健康な方には意外だと思われますが、嚥下障害者にとってパンは難易度が高いのです。
水分を吸って硬い固まりになってしまい、大変に飲み込みにくいのです。

水分は相変わらずだめです。
みそ汁などの水分そのもの、ラーメンやそばなどの水分に浸っているもの、高野豆腐などのかむと水分があふれるもの、これらは手術後もだめです。

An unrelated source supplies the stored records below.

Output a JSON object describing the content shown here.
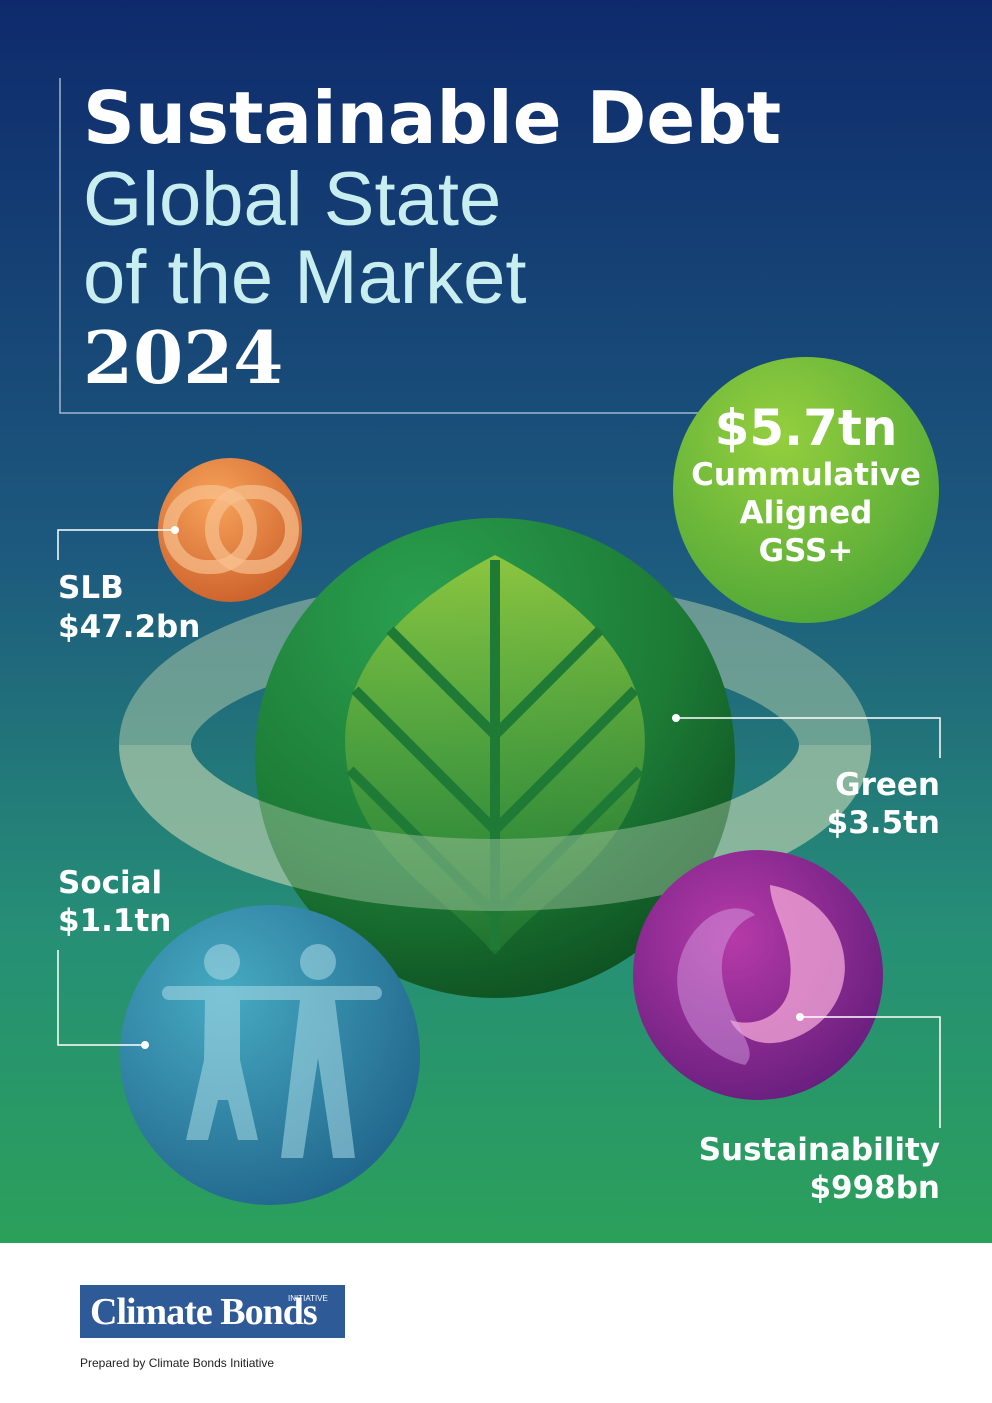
{
  "title": {
    "line1": "Sustainable Debt",
    "line2": "Global State",
    "line3": "of the Market",
    "year": "2024"
  },
  "highlight": {
    "value": "$5.7tn",
    "label_lines": [
      "Cummulative",
      "Aligned",
      "GSS+"
    ]
  },
  "segments": [
    {
      "name": "SLB",
      "value": "$47.2bn"
    },
    {
      "name": "Green",
      "value": "$3.5tn"
    },
    {
      "name": "Social",
      "value": "$1.1tn"
    },
    {
      "name": "Sustainability",
      "value": "$998bn"
    }
  ],
  "footer": {
    "logo_main": "Climate Bonds",
    "logo_small": "INITIATIVE",
    "credit": "Prepared by Climate Bonds Initiative"
  }
}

たしかに手術をすることによって、つらかった飲み込みが少しは楽になりました。
のどに詰まったり、「むせる」ことが怖くて避けていたものを食べるようになりました。
しかし、相変わらず飲み込む時のつらさはありますし、回数は減りましたが「むせる」こともあります。
手術すれば効果は確実にあると思いますが、残念ながら病気が発症する前のようには戻りません。
私は手術に対する期待が大きかったせいか、手術の効果に気持ちが落ち込んだ時期もありました。

【不具合】

こちらの手術の方は、慣れてくると意外に不具合を感じません。
食道の入り口の筋肉の大きな目的は、胃から口への食物の逆流防止です。
手術によって弁の筋肉を取ってしまったので、逆流が止められない状態になっています。
食後は気を付けないと、逆流して胃の内容物をはいてしまうことになります。
これは気を付けていれば大丈夫です。
食後に「下を向かない」「横にならない」「おなかを圧迫しない」などを注意することです。
注意する必要があるのは食後3時間ぐらいまでで、それを過ぎると大丈夫です。
睡眠は無意識になるため、もう少し空けた方が安全です。
食後5時間ぐらいでしょうか。

不便なことは、仕事で帰りが遅くなると食事が取れないことです。
10時ぐらいに帰ってくると、寝るのがあまりに遅くなってしまうので食事が取れません。
遅くなるのが先に分かっている場合は、会社で軽い食事を済ますようにしています。

唾液の処理だけは手術後も難題です。
唾液を無理に飲み込もうとすれば、なぜかのどが「いがらっぽく」なり大変につらいです。
手術によって、食物はかなり幅が広がりました。
残るは水分と唾液です。
これが改善できれば、ずいぶんと生活も楽になるのではと思っています。